Gas Cleaning & Purification
Acid gas removal (CO₂, H₂S) followed by PSA or membrane separation produces industrial-grade to ultra-high-purity hydrogen.
Carbon Capture Integration (Optional)
CO₂ can be captured at pre-combustion or shift-reaction stages, reducing carbon intensity and enabling “low-carbon coal hydrogen.”
Key Characteristics
Fossil-Based Origin
Entirely derived from coal or lignite, offering energy security in coal-rich regions.
High Carbon Intensity
CO₂ emissions: ~18–20 kg CO₂ per kg of hydrogen
Requires CCUS to meet climate targets.
Cost Advantage
Among the lowest-cost hydrogen production routes with mature infrastructure.

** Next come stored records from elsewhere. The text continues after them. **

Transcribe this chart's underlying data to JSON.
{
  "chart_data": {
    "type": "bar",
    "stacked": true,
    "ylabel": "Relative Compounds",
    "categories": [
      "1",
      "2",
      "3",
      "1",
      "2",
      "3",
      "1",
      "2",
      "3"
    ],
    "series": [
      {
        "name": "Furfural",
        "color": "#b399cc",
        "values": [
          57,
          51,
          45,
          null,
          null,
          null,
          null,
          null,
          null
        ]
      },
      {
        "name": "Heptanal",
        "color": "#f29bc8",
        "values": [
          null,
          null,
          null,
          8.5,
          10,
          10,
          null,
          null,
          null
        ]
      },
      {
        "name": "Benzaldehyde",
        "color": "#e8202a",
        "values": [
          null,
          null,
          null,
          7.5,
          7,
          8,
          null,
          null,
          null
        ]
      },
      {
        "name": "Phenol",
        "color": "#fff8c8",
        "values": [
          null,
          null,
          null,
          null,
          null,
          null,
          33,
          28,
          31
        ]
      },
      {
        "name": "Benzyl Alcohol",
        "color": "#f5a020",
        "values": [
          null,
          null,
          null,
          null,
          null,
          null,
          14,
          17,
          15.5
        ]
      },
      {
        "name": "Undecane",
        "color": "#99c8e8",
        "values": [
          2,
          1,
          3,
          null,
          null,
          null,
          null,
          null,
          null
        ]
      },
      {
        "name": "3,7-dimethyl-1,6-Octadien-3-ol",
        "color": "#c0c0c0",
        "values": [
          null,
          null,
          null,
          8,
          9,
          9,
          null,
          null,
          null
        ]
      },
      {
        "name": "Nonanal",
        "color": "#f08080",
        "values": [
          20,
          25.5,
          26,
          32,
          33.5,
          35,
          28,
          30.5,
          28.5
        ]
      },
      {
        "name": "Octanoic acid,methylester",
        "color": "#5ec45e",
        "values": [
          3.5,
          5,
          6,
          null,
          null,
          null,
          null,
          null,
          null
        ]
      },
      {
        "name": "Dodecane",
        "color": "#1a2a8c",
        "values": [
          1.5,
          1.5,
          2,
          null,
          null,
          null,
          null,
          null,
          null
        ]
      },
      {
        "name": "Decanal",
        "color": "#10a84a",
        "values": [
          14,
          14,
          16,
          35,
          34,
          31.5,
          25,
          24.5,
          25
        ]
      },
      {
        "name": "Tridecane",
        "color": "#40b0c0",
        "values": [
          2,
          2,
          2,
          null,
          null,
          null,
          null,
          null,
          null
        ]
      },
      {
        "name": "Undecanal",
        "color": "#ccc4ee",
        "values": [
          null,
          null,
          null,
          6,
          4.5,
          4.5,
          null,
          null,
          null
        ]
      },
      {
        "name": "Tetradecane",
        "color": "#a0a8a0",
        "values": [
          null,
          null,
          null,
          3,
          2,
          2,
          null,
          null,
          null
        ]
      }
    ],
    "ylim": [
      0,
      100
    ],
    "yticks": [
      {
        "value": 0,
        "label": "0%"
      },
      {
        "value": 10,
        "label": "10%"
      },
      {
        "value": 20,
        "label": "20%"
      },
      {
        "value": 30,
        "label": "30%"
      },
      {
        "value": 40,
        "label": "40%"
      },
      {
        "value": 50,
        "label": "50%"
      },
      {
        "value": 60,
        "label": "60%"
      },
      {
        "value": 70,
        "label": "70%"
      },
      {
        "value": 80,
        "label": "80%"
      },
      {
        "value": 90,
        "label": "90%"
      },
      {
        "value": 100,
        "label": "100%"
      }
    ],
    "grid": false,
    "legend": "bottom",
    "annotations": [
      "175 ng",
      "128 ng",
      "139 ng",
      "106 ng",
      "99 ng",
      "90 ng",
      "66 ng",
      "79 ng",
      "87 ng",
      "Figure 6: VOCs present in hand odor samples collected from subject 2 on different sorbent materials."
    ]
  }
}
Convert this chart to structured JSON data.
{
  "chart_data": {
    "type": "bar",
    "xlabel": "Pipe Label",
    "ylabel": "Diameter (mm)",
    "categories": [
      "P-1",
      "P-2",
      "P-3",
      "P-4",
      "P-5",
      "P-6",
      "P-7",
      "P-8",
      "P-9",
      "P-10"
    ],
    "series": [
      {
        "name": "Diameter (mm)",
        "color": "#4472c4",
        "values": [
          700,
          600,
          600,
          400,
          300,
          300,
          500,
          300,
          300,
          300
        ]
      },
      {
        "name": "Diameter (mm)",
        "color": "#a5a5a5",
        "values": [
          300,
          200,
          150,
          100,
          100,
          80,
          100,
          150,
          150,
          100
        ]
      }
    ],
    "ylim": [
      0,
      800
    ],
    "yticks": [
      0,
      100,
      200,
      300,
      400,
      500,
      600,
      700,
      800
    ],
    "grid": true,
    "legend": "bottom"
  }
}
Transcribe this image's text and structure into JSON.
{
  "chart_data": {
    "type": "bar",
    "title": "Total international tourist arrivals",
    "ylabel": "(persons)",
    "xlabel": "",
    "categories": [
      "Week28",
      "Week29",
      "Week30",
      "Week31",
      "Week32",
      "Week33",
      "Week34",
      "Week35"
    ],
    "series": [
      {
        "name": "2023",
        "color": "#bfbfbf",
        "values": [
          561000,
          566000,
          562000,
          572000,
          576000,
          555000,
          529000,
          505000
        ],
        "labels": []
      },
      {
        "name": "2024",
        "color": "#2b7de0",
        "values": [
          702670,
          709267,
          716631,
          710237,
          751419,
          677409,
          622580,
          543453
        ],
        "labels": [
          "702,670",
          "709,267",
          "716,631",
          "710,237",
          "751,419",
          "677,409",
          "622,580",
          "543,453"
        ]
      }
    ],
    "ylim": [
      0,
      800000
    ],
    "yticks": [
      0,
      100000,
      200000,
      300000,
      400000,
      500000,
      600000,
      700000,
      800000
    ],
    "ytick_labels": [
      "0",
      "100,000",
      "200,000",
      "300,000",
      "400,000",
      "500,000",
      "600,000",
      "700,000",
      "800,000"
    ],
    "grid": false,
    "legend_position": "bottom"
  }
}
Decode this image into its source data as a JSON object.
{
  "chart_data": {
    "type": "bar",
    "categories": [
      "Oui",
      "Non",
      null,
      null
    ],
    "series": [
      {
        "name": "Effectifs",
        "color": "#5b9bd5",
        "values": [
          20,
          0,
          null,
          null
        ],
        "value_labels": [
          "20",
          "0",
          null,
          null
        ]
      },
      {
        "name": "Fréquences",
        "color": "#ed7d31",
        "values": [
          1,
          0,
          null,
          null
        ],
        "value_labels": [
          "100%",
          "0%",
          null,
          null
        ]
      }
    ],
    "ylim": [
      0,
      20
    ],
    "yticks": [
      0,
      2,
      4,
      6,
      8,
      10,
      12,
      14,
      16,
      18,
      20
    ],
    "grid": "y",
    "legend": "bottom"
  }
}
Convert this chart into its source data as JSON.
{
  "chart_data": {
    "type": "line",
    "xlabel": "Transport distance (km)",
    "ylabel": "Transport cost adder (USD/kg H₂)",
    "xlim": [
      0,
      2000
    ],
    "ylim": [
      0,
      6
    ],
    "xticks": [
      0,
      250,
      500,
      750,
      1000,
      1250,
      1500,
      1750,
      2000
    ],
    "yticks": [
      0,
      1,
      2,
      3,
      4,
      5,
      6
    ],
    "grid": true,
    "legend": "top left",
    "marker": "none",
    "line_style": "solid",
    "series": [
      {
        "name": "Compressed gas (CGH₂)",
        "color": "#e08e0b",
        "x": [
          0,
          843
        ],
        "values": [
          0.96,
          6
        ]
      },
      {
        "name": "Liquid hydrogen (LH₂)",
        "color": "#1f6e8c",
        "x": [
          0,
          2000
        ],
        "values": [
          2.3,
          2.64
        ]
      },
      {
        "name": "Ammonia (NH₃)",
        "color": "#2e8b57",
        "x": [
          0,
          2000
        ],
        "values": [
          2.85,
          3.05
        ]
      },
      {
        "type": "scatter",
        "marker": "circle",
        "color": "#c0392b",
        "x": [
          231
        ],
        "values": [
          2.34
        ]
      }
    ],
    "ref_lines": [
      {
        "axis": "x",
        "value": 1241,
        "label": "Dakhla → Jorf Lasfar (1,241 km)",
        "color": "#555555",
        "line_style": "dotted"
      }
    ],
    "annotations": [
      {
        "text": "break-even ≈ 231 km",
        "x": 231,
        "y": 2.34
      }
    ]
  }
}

Reliable Baseload Production
Operates continuously, independent of weather or renewable availability.
Physical & Chemical Properties
| Property | Value | Significance |
|---|---|---|
| Molecular Formula | H₂ | Pure hydrogen |
| Purity Range | 95–99.999% | Depends on purification |
| Density (STP) | 0.0899 kg/m³ | Extremely light gas |
| Energy Content | ~120 MJ/kg | Very high |
| Boiling Point | –252.9°C | Cryogenic storage |
| Flammability Range | 4–75% in air | Wide ignition range |
| Storage Pressure | 200–700 bar | Compressed hydrogen |
Typical Impurities (Before Purification)
| Impurity | Source |
|---|---|
| CO | Gasification reactions |
| CO₂ | Shift reaction |
| CH₄ | Incomplete gasification |
| H₂S | Coal sulfur content |
| NH₃ | Nitrogen compounds |
Available Supply Forms
Compressed hydrogen gas (200–700 bar)
Liquefied hydrogen (−253°C)
Pipeline hydrogen supply
On-site gasification-based hydrogen production
Applications
Heavy Industry
Oil refining, steelmaking, cement, glass manufacturing
Chemical Industry
Ammonia, methanol, hydrogenation, synthetic fuels
Power & Energy
IGCC power plants, hydrogen-enriched syngas, co-firing
Metallurgical Processes
Reduction atmospheres, annealing, heat treatment
Safety & Environmental Considerations
Highly flammable gas requiring leak detection, ventilation, and explosion-proof equipment.
Highest lifecycle emissions among hydrogen types; ash, slag, sulfur, and particulate management required.
Hydrogen Comparison
| Parameter | Brown / Black | Grey | Blue | Green |
|---|---|---|---|---|
| Feedstock | Coal / Lignite | Natural gas | Natural gas + CCUS | Water + renewables |
| CO₂ Emissions | Very High | High | Low | Zero |
| Cost | Very Low | Low | Medium | High |
| Scalability | Very High | High | High | Growing |
| Sustainability | Poor | Poor | Moderate | Excellent |
Strategic Role
Short- to medium-term solution for coal-rich economies and heavy industries.
Serves as a transitional pathway when paired with CCUS, gradually phased down in favor of Blue and Green Hydrogen.